Cryopyrin-associated autoinflammatory syndromes (CAPS) consist of three diseases related to a defect in the same gene. The three diseases differ in the organs involved and in the severity of the disease. They include:
- Neonatal Onset Multisystem Inflammatory Disease (NOMID), also called in Chronic Inflammatory Neurological Cutaneous Articular Syndrome (CINCA)
- Muckle-Wells syndrome (MWS)
- Familial cold autoinflammatory syndrome (FCAS)
Neonatal Onset Multisystem Inflammatory Disease (NOMID) is the most severe and least common of the CAPS. It causes fever with inflammation in multiple organs starting shortly after birth. Infants present with symptoms of infection (e.g., fever, rash) but no infection is found. The rash resembles hives. Patients can have chronic meningitis (inflammation of the membranes surrounding the brain) resulting in headache, blindness, hearing loss, or other neurologic problems. The eyes often appear as bulging, and children often have episodes of vomiting.
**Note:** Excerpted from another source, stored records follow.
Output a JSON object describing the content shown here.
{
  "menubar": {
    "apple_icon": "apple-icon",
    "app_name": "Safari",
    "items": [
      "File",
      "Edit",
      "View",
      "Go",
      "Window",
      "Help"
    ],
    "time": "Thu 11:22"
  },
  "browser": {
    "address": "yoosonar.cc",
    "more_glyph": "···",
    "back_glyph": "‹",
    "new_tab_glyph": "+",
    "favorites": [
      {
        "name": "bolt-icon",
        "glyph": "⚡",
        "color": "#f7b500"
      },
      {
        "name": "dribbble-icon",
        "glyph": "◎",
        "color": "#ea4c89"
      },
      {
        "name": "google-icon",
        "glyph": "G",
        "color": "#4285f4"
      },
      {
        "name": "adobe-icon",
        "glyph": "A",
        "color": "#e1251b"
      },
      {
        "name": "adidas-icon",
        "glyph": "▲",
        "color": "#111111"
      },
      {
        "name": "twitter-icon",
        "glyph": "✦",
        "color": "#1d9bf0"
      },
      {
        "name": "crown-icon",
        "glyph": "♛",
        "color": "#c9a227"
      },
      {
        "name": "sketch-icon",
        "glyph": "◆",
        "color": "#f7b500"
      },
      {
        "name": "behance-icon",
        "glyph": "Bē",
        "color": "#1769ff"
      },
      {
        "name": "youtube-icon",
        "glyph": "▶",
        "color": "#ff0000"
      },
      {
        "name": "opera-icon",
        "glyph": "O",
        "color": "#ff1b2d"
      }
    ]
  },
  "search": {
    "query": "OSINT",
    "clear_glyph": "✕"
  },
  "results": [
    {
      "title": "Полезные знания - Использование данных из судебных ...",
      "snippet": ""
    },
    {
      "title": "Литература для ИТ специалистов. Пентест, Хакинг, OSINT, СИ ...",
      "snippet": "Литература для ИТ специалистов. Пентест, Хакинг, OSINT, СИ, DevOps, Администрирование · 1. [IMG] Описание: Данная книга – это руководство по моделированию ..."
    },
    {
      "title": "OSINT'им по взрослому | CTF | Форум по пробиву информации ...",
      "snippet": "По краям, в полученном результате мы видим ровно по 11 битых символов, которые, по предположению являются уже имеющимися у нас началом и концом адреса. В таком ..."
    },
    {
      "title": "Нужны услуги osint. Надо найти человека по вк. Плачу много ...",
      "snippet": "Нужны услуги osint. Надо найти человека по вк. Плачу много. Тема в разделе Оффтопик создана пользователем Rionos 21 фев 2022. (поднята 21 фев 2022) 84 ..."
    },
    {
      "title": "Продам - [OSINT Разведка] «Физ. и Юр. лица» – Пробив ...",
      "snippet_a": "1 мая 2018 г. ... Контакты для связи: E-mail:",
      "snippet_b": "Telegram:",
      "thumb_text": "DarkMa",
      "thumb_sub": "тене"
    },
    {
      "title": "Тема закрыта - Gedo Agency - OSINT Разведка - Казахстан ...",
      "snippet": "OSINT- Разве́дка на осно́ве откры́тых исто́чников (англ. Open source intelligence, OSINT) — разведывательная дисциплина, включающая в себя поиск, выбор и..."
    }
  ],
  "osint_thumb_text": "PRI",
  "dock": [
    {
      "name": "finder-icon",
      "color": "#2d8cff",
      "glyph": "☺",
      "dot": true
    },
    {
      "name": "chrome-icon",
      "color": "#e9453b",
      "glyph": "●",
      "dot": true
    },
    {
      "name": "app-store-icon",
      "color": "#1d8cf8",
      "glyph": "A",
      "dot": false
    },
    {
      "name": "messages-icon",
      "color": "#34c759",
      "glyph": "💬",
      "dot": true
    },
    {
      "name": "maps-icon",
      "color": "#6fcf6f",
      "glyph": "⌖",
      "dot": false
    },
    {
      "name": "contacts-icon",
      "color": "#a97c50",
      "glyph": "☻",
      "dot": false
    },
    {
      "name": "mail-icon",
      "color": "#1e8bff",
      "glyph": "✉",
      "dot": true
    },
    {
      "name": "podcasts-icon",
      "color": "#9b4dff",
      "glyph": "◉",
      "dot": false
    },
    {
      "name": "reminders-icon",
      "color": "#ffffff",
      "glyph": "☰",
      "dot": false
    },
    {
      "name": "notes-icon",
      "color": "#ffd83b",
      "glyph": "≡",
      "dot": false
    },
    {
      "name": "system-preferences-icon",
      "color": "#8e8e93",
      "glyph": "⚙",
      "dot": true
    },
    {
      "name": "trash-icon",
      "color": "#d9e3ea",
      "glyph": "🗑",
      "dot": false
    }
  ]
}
Without treatment, 50% of patients develop joint pain and swelling of the bones surrounding the large joints, especially the knees. There can be growth delay; children with NOMID are often very short. Not all children have all of these symptoms.
In Muckle-Wells syndrome (MWS), patients develop episodic fever, chills, rash, red eyes, joint pain, and severe headaches, often after exposure to cold. Episodes last from one to three days. Deafness or partial hearing loss often develops by teenage years, and, if untreated, it may lead to amyloidosis.
In familial cold autoinflammatory syndrome (FCAS), exposure to cold (including air-conditioning) and—perhaps—other environmental triggers causes a hive-like rash, fever, chills, nausea, headaches and joint pain. Episodes usually last up to one day. There are no known long-term secondary consequences.